See RunRepeatAlloca.hs and src/LFSR.hs. Performance-wise this makes no difference (within timing variance).

=== RunRepeatAlloca =======
Baseline: 0.19811199999999998
IO:       0.33433
factor:   1.6875807623970283

Solution

  • After deciphering GHC's assembly product for RunRepeat.hs I'm coming to this conclusion: GHC won't inline the call to the C function step_lfsr(state_t*), whereas the C compiler will, and this makes all the difference for this toy problem.
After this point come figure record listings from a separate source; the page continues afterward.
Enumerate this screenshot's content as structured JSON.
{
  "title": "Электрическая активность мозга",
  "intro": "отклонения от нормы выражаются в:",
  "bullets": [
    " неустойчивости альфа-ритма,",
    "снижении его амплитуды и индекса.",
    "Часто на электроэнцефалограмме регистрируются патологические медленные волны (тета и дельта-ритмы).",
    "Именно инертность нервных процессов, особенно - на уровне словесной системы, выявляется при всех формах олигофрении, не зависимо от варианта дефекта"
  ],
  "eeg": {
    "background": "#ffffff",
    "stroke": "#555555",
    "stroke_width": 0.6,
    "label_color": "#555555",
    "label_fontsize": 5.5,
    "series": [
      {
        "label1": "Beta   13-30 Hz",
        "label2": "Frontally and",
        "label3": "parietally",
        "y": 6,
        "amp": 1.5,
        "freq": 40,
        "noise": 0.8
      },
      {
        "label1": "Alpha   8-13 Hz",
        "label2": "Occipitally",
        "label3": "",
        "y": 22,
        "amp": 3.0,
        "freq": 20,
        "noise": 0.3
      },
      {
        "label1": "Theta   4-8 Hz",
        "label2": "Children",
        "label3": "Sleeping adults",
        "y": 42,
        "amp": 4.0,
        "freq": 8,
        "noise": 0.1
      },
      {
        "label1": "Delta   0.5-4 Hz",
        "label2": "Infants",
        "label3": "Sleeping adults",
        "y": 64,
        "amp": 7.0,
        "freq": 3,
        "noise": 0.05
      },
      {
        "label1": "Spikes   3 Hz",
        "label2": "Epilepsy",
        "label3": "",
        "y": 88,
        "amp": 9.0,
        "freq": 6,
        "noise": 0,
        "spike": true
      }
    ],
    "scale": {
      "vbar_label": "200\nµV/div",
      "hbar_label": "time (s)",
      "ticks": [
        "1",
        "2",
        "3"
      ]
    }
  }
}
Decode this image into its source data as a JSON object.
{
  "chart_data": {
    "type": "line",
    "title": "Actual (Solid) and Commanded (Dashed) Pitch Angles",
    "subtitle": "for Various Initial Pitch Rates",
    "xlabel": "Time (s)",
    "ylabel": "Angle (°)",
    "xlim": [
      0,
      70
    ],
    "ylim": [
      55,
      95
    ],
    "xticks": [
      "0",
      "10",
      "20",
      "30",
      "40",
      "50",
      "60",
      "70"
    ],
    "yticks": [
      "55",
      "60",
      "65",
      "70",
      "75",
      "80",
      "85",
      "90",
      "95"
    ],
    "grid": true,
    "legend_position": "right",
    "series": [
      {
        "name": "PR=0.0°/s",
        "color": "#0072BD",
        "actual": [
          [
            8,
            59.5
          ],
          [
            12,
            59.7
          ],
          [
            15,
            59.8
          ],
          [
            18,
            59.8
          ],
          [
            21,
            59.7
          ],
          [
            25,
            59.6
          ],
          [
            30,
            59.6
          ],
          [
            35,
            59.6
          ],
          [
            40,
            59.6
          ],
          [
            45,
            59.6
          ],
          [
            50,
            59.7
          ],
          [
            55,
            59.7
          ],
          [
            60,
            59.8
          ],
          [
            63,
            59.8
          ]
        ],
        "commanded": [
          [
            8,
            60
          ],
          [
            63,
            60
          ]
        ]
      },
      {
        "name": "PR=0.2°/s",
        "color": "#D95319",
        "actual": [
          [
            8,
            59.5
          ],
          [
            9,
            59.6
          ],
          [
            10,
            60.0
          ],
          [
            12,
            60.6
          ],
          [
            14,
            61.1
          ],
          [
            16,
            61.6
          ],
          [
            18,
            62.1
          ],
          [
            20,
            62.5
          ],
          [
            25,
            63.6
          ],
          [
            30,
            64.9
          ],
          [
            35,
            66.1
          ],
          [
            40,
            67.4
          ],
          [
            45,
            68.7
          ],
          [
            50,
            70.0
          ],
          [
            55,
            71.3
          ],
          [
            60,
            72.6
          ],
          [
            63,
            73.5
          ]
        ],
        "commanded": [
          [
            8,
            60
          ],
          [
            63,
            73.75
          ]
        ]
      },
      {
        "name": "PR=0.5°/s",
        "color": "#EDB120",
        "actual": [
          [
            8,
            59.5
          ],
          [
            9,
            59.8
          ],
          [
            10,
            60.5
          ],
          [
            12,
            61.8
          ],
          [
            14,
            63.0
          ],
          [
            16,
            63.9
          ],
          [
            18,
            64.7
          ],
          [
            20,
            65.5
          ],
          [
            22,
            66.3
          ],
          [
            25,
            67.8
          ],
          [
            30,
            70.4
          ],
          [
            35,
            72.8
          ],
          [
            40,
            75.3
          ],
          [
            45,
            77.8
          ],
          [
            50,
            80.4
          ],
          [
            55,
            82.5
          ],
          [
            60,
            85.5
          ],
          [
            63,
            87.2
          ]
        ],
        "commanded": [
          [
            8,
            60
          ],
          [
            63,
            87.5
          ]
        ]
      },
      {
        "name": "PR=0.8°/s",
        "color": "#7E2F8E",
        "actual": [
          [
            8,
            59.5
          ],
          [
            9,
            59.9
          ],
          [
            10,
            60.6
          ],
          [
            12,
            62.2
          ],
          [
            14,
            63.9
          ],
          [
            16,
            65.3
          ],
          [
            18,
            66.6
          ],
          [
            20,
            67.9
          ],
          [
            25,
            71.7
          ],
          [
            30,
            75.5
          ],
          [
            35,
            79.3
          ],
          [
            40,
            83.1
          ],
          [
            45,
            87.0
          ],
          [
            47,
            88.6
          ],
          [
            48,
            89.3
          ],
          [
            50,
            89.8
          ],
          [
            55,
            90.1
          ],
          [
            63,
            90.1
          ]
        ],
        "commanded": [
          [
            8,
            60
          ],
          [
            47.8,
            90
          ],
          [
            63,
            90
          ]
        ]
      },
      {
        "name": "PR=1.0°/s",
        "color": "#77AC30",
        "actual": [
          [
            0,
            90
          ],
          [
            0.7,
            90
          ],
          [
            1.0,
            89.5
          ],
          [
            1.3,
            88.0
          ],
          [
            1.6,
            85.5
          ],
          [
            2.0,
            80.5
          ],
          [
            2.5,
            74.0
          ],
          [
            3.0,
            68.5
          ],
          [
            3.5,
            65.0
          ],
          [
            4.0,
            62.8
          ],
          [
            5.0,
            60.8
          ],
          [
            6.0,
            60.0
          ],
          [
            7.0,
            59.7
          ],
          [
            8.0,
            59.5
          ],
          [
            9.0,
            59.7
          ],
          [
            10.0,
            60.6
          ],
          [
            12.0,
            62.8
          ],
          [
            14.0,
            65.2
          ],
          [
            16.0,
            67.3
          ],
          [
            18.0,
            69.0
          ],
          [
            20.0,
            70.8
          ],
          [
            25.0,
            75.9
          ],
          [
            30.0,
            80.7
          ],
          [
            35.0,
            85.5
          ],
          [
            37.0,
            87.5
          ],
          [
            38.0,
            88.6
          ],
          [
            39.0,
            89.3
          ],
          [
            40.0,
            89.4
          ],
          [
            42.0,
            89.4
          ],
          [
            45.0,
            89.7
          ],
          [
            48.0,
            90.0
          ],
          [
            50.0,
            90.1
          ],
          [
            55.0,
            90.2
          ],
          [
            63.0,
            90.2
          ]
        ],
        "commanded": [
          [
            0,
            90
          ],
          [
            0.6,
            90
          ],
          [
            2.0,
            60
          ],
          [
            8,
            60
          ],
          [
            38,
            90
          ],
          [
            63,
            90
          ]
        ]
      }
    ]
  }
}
    I can demonstrate this by forbidding inlining with the __attribute__ ((noinline)) pragma. Overall, the C executable gets slower, hence the gap between Haskell and C closes.

    Here are the results:

    === RunRepeat =======
    #iter:    100000000
    Baseline: 0.334414
    IO:       0.325433
    factor:   0.9731440669349967
    === RunRepeatAlloca =======
    #iter:    100000000
    Baseline: 0.330629
    IO:       0.333735
    factor:   1.0093942152684732
    === RunRepeatLoop =====
    #iter:    100000000
    Baseline: 0.33195399999999997
    IO:       0.33791
    factor:   1.0179422450098508
    

    I.e. there is no penalty for FFI calls to lfsr_step anymore.

    === RunAvg =========
    #iter:    10000000
    Baseline: 3.4072e-2
    IO:       1.3602589999999999
    factor:   39.92307466541442
    === RunAvgStreaming ===
    #iter:    50000000
    Baseline: 0.191264
    IO:       0.666438
    factor:   3.484388070938598
    

    Good old lists don't fuse, hence the huge performance hit, and the streaming library also isn't optimal. But Data.Vector.Fusion.Stream.Monadic gets within 20% of the C performance:

    === RunVector =========
    #iter:    200000000
    Baseline: 0.705265
    IO:       0.843916
    factor:   1.196594188000255
    

    It has been observed already that GHC doesn't inline FFI calls: "How to force GHC to inline FFI calls?" .

    For situations where the benefit of inlining is so high, i.e. the workload per FFI call is so low, it might be worth looking into inline-c.